L’ouvrage d’Olivier Bouba-Olga intitulé Les nouvelles géographies du capitalisme permet tout d’abord de reconsidérer ce phénomène des délocalisations d’un point de vue plus scientifique et moins passionnel. Une délocalisation, consiste en la fermeture (éventuellement progressive) d’une unité de production accompagnée de sa réouverture sur un nouveau territoire. Il s’agit donc d’un déplacement géographique afin d’obtenir une plus grande efficacité économique. Elle se différencie de la sous-traitance qui consiste pour un entrepreneur donneur d’ordre à confier à un autre entrepreneur le soin de réaliser pour son compte et selon ses directives, tout ou partie d’un travail destiné à ses propres clients. La délocalisation n’implique pas de traverser une frontière, d’où la présence de délocalisations d’entreprises françaises au sein du territoire français. De plus, ce phénomène s’inscrit dans un processus mondial plus général qui réorganise les activités à l’échelle du globe. Il s’agit donc d’un sous-ensemble d’une forme de mondialisation à savoir la mobilité internationale des ressources mobilisées pour produire. Selon les médias, la question de la rentabilité des délocalisations repose sur la comparaison des coûts horaires du travail. Cependant, la productivité du travail soit le rapport entre les richesses créées et les ressources en travail mobilisées pour créer ces richesses seraient plus pertinentes. Or, dans ce domaine, les Français détiennent un des taux de productivité les plus hauts d’Europe. Enfin et selon Bruxelles, les délocalisations concernent 3 à 4 % de l’emploi européen.
DCNS fait partie des entreprises qui délocalisent. En 1999, certains pôles d’ingénierie situés à Paris ferment pour se voir relocalisés sur le site de Lorient. Le but de cette délocalisation visait à redynamiser un site dont l’avenir semblait alors bien incertain. Il a permis à Lorient de se recentrer sur ses domaines d’excellence et d’éviter les recoupements d’activités à l’échelle du groupe. Le site de Ruelle situé dans la région d’Angoulême a fait également le choix de se spécialiser entre autres dans l’usinage des tubes de torpilles et de délocaliser certaines de ses activités. Cependant toutes ces délocalisations restent à échelle française et ont pour but de rationaliser les activités du groupe. Elles permettent également aux différents sites de se spécialiser dans un domaine de compétences restreint. Ainsi, les délocalisations chez DCNS n’ont pas pour but de mettre en péril l’avenir des sites français mais de renforcer leur compétitivité.
Le principal rapport qu’entretien ce groupe avec l’étranger concerne la sous-traitance.
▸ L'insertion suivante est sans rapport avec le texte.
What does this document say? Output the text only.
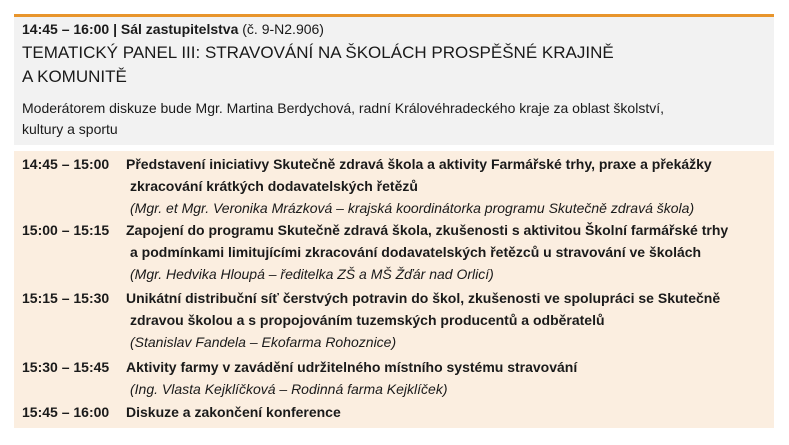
14:45 – 16:00 | Sál zastupitelstva (č. 9-N2.906)
TEMATICKÝ PANEL III: STRAVOVÁNÍ NA ŠKOLÁCH PROSPĚŠNÉ KRAJINĚ
A KOMUNITĚ
Moderátorem diskuze bude Mgr. Martina Berdychová, radní Královéhradeckého kraje za oblast školství,
kultury a sportu
14:45 – 15:00 Představení iniciativy Skutečně zdravá škola a aktivity Farmářské trhy, praxe a překážky
zkracování krátkých dodavatelských řetězů
(Mgr. et Mgr. Veronika Mrázková – krajská koordinátorka programu Skutečně zdravá škola)
15:00 – 15:15 Zapojení do programu Skutečně zdravá škola, zkušenosti s aktivitou Školní farmářské trhy
a podmínkami limitujícími zkracování dodavatelských řetězců u stravování ve školách
(Mgr. Hedvika Hloupá – ředitelka ZŠ a MŠ Žďár nad Orlicí)
15:15 – 15:30 Unikátní distribuční síť čerstvých potravin do škol, zkušenosti ve spolupráci se Skutečně
zdravou školou a s propojováním tuzemských producentů a odběratelů
(Stanislav Fandela – Ekofarma Rohoznice)
15:30 – 15:45 Aktivity farmy v zavádění udržitelného místního systému stravování
(Ing. Vlasta Kejklíčková – Rodinná farma Kejklíček)
15:45 – 16:00 Diskuze a zakončení konference
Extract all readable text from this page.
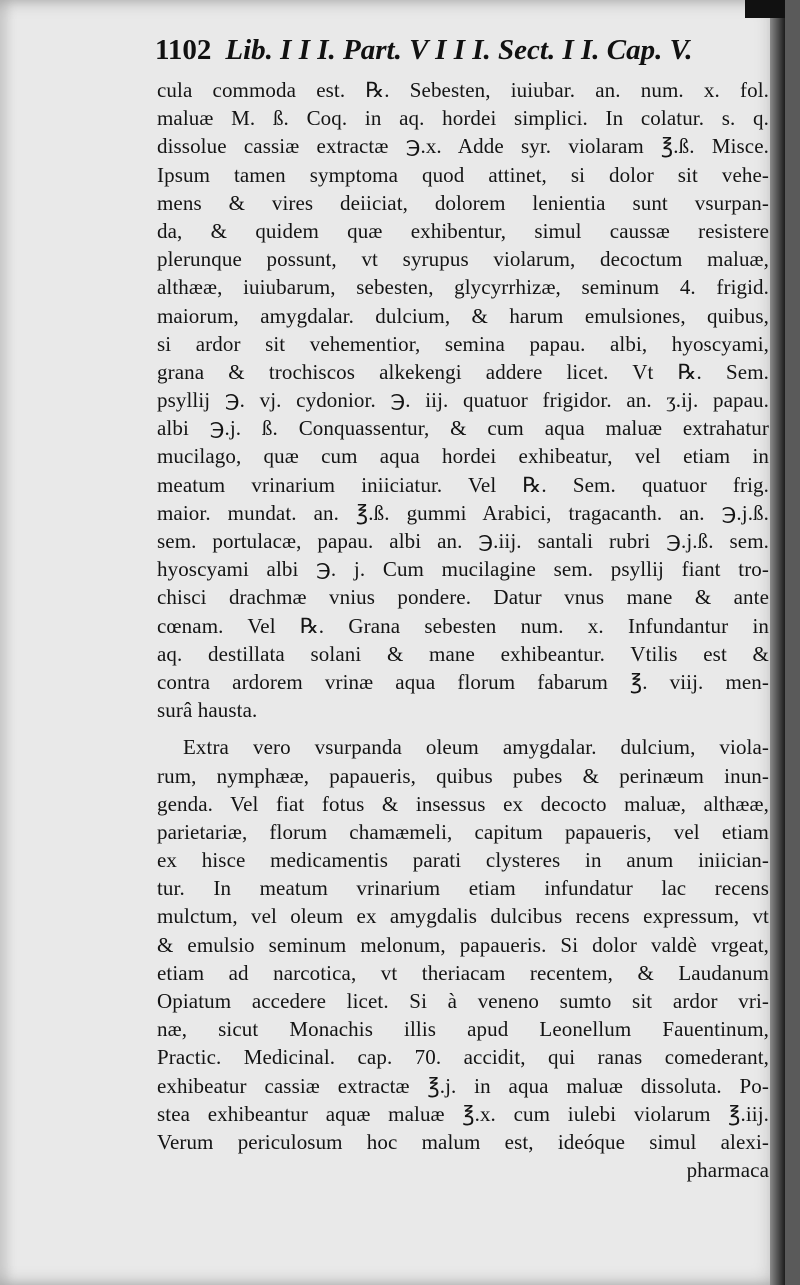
1102 Lib. I I I. Part. V I I I. Sect. I I. Cap. V.
cula commoda est. ℞. Sebesten, iuiubar. an. num. x. fol.
maluæ M. ß. Coq. in aq. hordei simplici. In colatur. s. q.
dissolue cassiæ extractæ ℈.x. Adde syr. violaram ℥.ß. Misce.
Ipsum tamen symptoma quod attinet, si dolor sit vehe-
mens & vires deiiciat, dolorem lenientia sunt vsurpan-
da, & quidem quæ exhibentur, simul caussæ resistere
plerunque possunt, vt syrupus violarum, decoctum maluæ,
althææ, iuiubarum, sebesten, glycyrrhizæ, seminum 4. frigid.
maiorum, amygdalar. dulcium, & harum emulsiones, quibus,
si ardor sit vehementior, semina papau. albi, hyoscyami,
grana & trochiscos alkekengi addere licet. Vt ℞. Sem.
psyllij ℈. vj. cydonior. ℈. iij. quatuor frigidor. an. ʒ.ij. papau.
albi ℈.j. ß. Conquassentur, & cum aqua maluæ extrahatur
mucilago, quæ cum aqua hordei exhibeatur, vel etiam in
meatum vrinarium iniiciatur. Vel ℞. Sem. quatuor frig.
maior. mundat. an. ℥.ß. gummi Arabici, tragacanth. an. ℈.j.ß.
sem. portulacæ, papau. albi an. ℈.iij. santali rubri ℈.j.ß. sem.
hyoscyami albi ℈. j. Cum mucilagine sem. psyllij fiant tro-
chisci drachmæ vnius pondere. Datur vnus mane & ante
cœnam. Vel ℞. Grana sebesten num. x. Infundantur in
aq. destillata solani & mane exhibeantur. Vtilis est &
contra ardorem vrinæ aqua florum fabarum ℥. viij. men-
surâ hausta.
Extra vero vsurpanda oleum amygdalar. dulcium, viola-
rum, nymphææ, papaueris, quibus pubes & perinæum inun-
genda. Vel fiat fotus & insessus ex decocto maluæ, althææ,
parietariæ, florum chamæmeli, capitum papaueris, vel etiam
ex hisce medicamentis parati clysteres in anum iniician-
tur. In meatum vrinarium etiam infundatur lac recens
mulctum, vel oleum ex amygdalis dulcibus recens expressum, vt
& emulsio seminum melonum, papaueris. Si dolor valdè vrgeat,
etiam ad narcotica, vt theriacam recentem, & Laudanum
Opiatum accedere licet. Si à veneno sumto sit ardor vri-
næ, sicut Monachis illis apud Leonellum Fauentinum,
Practic. Medicinal. cap. 70. accidit, qui ranas comederant,
exhibeatur cassiæ extractæ ℥.j. in aqua maluæ dissoluta. Po-
stea exhibeantur aquæ maluæ ℥.x. cum iulebi violarum ℥.iij.
Verum periculosum hoc malum est, ideóque simul alexi-
pharmaca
Cependant, le coût de la main d’œuvre ne constitue pas l’unique raison qui encourage à acheter à l’étranger. Le savoir faire et la disponibilité des infrastructures industrielles nécessaires à l’instant souhaité comptent également. En particulier pour la construction de coques, car celles-ci requiert une disponibilité de bassins durant plusieurs mois. Ainsi, un tiers de certains de ces éléments ont été réalisés dans des chantiers polonais. Toutefois, cette externalisation de certaines compétences ne se fait pas au hasard. En effet, il existe une liste des équipements et des opérations dites stratégiques. Celle-ci répertorie des compétences pour lesquelles toute perte de savoir-faire risquerait de mettre en péril l’ensemble du projet de construction du navire. L’entreprise doit donc en rester maître. Pour les sous marins, c’est entre autre tout ce qui concerne la sécurité en plongée. Tout contact, tout sas entre l’intérieur et l’extérieur du submersible devient hautement stratégique en raison de la pression. De fait aucune activité de sous-traitance ne peut s’envisager dans ce domaine.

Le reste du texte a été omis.